Purpose-built Anglican church opens in London for first time in 40 years

The first purpose-built Anglican parish church in London for 40 years formally opened on Tuesday on the site of a former factory and in the middle of a new regeneration scheme consisting of hundreds of homes.

St Francis at the Engine Room in Tottenham Hale cost more than £3m, funded by the diocese of London, the developers of Hale Village and donations. As well as a worship space, there is a community centre, 36-place nursery, workshop space and cafe.

It is the first of 100 new churches and worshipping spaces planned in London by 2020. The number of people attending Church of England churches in the capital has grown significantly over the past 25 years, although nationally congregations have declined.

A red ribbon at the entrance to the church was cut by the local Labour MP, David Lammy, and Rob Wickham, bishop of Edmonton. Children from Holy Trinity primary school played Amazing Grace on steel drums.
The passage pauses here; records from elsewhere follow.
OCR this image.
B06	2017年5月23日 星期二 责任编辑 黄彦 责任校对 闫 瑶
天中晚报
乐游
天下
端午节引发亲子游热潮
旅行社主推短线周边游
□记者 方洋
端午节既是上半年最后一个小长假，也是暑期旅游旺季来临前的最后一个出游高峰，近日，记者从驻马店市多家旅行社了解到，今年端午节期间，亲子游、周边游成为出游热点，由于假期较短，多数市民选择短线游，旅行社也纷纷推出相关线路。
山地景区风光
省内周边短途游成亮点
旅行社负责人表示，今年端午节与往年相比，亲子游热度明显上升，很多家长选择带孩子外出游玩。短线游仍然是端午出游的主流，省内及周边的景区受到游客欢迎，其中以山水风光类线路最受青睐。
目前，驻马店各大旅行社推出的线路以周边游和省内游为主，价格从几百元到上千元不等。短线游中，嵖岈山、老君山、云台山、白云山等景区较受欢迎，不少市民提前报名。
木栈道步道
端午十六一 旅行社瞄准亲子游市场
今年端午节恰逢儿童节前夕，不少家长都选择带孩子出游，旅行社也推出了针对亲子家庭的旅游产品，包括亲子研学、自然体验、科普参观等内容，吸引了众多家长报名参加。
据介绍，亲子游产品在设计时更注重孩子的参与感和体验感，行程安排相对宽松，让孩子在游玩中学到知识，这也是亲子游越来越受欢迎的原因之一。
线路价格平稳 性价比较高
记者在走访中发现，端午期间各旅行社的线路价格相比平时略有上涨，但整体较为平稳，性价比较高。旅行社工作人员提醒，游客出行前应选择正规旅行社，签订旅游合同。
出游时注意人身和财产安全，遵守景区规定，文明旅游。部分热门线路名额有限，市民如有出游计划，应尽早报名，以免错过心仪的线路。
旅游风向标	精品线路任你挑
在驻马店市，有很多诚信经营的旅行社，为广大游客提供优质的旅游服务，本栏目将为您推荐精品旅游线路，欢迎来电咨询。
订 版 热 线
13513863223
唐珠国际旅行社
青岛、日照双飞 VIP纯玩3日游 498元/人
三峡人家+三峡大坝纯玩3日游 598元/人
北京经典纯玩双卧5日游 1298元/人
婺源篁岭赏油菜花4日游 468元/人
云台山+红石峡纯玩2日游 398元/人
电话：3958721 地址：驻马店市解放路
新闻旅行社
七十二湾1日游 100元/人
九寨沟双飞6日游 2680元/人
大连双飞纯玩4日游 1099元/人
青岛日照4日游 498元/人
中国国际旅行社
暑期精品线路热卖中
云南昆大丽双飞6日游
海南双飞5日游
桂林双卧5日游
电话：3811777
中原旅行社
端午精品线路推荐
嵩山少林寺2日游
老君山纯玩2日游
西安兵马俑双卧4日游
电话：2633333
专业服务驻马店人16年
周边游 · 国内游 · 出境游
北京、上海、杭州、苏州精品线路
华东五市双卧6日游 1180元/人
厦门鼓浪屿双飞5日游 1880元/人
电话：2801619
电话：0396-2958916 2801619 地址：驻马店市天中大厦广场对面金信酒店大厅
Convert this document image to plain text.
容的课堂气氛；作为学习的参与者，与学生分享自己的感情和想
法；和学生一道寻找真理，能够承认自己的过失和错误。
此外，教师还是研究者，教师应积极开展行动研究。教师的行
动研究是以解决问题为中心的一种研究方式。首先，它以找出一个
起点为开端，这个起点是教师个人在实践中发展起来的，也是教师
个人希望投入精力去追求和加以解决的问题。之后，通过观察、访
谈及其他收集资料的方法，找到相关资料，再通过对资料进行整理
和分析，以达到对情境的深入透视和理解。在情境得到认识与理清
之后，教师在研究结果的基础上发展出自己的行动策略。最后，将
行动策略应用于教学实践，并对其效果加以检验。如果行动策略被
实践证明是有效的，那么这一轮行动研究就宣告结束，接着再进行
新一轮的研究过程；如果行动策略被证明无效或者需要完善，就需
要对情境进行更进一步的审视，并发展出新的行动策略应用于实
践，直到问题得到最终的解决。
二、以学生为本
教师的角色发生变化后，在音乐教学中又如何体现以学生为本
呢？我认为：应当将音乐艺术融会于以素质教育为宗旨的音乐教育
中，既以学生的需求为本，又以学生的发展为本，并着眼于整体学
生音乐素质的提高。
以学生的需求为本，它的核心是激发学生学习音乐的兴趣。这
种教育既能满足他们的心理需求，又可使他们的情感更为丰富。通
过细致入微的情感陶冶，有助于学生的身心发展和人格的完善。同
In the opening ceremony, Lammy said: “Someone at No 10 [Downing St] once said: ‘We don’t do God.’ I’ve always been very clear that here in Tottenham we do do God.” The opening of the church was a “very, very special moment” for a community that had faced difficult times, he added.

He told the Guardian: “There has been a lot of strife here in this community.” The idea of a new church originated during the riots of 2011, which started after police shot dead a Tottenham man, Mark Duggan.

“Strong faith is a tradition in Tottenham, and for many people faith supports them through tough times. But this is not just about turning up on a Sunday – the church also fights for social justice, speaks truth to power and supports communities.”

Andrew Williams, priest missioner at St Francis, said: “This is not a church with community facilities attached. This is a community centre first, and one of the things we will do is church. There’s a subtle difference.”

Children inside the new church.
 Children inside the new church. Photograph: Max Colson

The congregation was diverse and mostly young, he added. The church had operated from temporary premises for the past four years while building up its numbers.

A striking triptych was specially commissioned from the Buddhist artist Graeme Mortimer Evelyn. It is now the largest contemporary altar piece in the UK.

Wickham, bishop of Edmonton, said: “As the nature of London changes, especially in areas of significant regeneration, we’re asking ourselves what are the most appropriate places for us to be in order for people and congregations to flourish.”

The London diocese had undertaken a “significant mapping exercise” across the city to establish gaps. “It’s about how we reach out, sometimes in places where there might have been a degree of retreat, or in new housing developments, to build a sense of community at ground level.”

Rising church attendances in London bucked the national trend, he acknowledged. “But it’s not just Anglican churches that are growing, but black Pentecostal churches and other denominations. It’s party down to immigration, and partly simply as London grows so do its congregations.

“And part of it is that we’re much more proactive. Gone are the days when we expect people to come to us. Now we have churches meeting in pubs and cafes, running night shelters, food banks and debt advice services. As the state retreats, people of faith are stepping into its place.”

St Francis is built on the site of the Lebus furniture factory, which switched production during the second world war to make parts for Mosquito bomber aircraft. The new Hale Village development consists of 1,200 homes for buying and renting.